The hard constraints could never be overridden but the soft constraints could be overridden. That meant, if a hard constraint is applicable in a business scenario then transaction could not take place. In such cases, a test case will fail and no further testing is required for that business scenario. However if in a business scenario, a hard constraint as well as a soft constraint is applicable at the same time then the soft constraint will be overridden and only the hard constraint will be applicable. Testing this component was a daunting task indeed because for any transaction, tester had to check for all these constraints (numbering 500) in one test case!

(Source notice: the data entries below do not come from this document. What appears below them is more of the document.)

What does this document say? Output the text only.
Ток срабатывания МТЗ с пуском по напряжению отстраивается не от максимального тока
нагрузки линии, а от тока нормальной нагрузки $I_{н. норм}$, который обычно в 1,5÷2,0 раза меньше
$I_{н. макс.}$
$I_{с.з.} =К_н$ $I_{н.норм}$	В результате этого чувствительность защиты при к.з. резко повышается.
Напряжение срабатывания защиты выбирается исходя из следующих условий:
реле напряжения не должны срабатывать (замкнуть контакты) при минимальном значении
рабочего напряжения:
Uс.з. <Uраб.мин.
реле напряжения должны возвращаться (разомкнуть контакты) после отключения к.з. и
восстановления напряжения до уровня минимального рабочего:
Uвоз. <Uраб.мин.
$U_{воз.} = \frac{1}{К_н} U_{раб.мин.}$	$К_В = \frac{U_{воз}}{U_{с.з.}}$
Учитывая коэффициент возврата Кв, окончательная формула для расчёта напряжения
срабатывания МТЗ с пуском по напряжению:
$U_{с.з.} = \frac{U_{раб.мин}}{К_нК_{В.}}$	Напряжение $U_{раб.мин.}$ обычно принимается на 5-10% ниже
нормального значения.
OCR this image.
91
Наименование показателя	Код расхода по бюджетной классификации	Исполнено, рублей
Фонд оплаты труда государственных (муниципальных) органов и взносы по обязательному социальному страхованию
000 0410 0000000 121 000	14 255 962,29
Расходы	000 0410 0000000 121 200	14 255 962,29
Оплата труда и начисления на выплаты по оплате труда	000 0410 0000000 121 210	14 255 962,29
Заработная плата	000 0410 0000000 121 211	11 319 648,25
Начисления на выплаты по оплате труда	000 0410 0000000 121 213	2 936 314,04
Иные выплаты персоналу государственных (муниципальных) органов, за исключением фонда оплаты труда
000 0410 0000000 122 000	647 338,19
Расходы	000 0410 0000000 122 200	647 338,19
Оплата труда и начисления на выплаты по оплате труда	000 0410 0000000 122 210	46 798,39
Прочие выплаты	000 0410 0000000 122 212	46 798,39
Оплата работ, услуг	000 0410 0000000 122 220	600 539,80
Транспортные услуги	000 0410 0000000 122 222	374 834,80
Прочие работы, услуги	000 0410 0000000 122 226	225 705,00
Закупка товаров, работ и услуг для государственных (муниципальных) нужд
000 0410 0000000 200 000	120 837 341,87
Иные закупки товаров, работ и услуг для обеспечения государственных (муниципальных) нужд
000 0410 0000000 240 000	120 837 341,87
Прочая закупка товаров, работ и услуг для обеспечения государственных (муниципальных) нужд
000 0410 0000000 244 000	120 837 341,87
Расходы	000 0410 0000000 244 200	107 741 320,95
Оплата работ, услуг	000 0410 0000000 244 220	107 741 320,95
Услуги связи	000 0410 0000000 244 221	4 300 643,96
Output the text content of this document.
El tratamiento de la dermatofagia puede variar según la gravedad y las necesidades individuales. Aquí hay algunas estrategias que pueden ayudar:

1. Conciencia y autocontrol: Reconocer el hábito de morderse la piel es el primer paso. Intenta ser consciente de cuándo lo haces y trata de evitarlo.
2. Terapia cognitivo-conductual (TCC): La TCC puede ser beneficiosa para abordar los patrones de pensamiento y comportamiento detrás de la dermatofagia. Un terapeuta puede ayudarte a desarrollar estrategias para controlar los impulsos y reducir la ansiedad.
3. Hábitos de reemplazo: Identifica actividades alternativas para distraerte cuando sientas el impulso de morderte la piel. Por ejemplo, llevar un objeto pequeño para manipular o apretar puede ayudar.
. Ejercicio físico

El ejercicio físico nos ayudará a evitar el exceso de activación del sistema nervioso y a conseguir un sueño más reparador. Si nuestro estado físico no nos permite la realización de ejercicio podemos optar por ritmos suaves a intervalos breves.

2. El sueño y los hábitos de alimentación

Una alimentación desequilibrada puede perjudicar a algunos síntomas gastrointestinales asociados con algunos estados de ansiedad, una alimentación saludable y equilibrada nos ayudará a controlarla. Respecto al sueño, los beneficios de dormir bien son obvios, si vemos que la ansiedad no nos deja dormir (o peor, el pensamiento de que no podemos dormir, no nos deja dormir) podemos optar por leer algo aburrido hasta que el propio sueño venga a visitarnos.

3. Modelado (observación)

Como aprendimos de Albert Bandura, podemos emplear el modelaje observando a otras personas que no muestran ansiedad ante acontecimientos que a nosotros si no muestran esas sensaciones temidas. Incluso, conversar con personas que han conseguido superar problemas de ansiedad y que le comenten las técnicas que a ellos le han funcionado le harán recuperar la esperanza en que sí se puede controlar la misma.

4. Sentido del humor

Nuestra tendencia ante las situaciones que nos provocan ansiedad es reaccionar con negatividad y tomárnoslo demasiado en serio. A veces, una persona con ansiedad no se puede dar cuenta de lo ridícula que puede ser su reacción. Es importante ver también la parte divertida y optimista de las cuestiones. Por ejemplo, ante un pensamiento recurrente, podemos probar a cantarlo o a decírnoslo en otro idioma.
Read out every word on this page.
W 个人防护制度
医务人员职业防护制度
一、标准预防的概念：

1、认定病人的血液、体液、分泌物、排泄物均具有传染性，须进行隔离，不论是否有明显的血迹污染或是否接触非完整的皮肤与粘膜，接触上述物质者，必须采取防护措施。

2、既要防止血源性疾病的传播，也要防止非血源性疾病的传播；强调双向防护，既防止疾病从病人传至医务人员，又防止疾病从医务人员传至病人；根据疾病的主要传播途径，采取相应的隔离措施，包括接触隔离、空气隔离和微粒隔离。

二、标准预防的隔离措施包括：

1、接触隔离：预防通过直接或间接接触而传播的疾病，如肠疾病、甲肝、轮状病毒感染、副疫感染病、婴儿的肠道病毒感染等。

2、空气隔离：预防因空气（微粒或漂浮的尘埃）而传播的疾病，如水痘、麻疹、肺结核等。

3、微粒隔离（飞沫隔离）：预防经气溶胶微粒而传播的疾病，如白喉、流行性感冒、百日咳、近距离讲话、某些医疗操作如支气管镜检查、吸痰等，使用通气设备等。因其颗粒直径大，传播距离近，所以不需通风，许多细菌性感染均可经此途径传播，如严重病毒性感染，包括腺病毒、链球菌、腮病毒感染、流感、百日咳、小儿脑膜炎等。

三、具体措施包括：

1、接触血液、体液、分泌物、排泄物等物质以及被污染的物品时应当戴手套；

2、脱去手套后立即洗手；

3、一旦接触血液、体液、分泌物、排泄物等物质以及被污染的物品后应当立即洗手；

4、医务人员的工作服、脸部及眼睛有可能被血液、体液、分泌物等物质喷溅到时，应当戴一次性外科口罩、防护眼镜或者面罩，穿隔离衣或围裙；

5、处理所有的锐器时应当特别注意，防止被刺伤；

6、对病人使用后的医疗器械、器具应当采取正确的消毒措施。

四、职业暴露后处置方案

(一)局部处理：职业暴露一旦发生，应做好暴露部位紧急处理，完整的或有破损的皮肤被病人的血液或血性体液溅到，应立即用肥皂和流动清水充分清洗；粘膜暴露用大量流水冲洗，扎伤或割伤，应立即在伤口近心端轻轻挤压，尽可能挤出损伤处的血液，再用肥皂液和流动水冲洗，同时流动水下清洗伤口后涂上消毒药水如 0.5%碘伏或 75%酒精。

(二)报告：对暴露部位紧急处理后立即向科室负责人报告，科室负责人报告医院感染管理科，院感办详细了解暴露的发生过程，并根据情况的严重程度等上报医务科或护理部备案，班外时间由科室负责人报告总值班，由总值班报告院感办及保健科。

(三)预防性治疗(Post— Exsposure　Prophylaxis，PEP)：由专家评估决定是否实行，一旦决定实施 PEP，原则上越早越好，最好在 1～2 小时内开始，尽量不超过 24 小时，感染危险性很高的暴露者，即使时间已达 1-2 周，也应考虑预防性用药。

Initially no tester was ready to take this challenge. Then a brain storming session was organized consisting of a team of line managers, business analysts and testers. All of these people were obviously not at one place so the session took place in the cyber space, over a virtual conference call. After breaking our heads for 3 hours, over 3 sessions of one hour each, a strategy was evolved. It was decided to make a decision grid which will guide as to when a transaction will take place or not, based on the test data input as well as prevailing business scenario for that test case. Each prevailing business scenario was identified later and test cases created. In each business scenario, which constraints were applicable and which were not was clearly indentified. Similarly whenever a soft constraint was applicable, it was made sure if any hard constraint was overriding it or not.

Finally test data was created on the testing system and testing got started. Later most of the test cases were ported to test the production instance as well.

Sometimes brain storming sessions work!